The New Deal became a constrained political project that saved American capitalism from itself. The significant public concessions that it did make were instead the result of poor people taking action together.

 

Today, we confront another economic collapse amid a vicious pandemic. In the last six weeks, we’ve witnessed the accelerated redistribution of wealth from the poor to the most rich. The government has funneled trillions of dollars into Wall Street, while the recent stimulus packages still don’t provide tens of millions of people with paid sick leave, sustained financial support, healthcare and housing protections, and more. These millions are now lining up behind the 140 million who were already poor or one emergency away from poverty.

This multitude must protect themselves and their communities in the shadow of a government that has abandoned them in ways that strikingly echo the Hoover administration. Within this context, many have turned to the idea of mutual aid. Community groups and ad-hoc neighborhood associations are springing up to coordinate the sharing of food and supplies; nonprofits are funneling their shrinking budgets toward direct service projects; online organizations are offering virtual trainings; even Alexandria Ocasio-Cortez has shared a “how-to” guide on the subject.

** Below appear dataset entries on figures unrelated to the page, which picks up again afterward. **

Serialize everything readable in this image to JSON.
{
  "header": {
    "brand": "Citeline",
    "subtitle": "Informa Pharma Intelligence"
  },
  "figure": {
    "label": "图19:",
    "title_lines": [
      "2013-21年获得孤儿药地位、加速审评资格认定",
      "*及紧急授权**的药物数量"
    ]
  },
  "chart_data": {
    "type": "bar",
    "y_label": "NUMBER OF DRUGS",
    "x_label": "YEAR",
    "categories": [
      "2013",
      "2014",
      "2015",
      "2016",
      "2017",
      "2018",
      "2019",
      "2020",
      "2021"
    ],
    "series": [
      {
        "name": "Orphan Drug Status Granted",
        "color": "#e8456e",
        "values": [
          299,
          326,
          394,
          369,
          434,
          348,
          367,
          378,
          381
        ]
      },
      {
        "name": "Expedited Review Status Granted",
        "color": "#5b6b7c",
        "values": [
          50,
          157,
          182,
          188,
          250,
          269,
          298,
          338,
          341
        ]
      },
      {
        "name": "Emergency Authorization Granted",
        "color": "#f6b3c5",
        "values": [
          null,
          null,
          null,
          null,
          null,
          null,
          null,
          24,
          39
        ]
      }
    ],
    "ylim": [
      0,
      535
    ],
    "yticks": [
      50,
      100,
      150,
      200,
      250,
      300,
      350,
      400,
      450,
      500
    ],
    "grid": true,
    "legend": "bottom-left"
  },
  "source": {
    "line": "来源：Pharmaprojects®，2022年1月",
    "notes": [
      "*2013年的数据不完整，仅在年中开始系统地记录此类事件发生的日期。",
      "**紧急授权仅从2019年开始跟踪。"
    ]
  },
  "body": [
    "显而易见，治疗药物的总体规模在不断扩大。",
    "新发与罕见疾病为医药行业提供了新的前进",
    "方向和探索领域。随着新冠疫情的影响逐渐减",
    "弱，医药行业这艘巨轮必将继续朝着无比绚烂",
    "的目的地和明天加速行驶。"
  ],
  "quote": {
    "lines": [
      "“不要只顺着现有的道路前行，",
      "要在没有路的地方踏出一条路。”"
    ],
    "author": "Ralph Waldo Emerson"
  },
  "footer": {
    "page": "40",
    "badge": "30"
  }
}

The lengths to which people are laboring to take care of one another during this crisis is inspiring and necessary. All across the country, we are seeing the truth: that poor and dispossessed people, as well as all those now awakened to a new kind of precarity, will not wait to be saved, but will, as always, take lifesaving action born out of necessity. As long as this crisis rages, there will be people who do the necessary work of triage, of meeting immediate needs in the present, and this work is critical. But in the face of a brutal and increasingly volatile system, mutual aid as it is generally being conceived may be a bandaid, rather than a strategy to win what every person needs in order to live.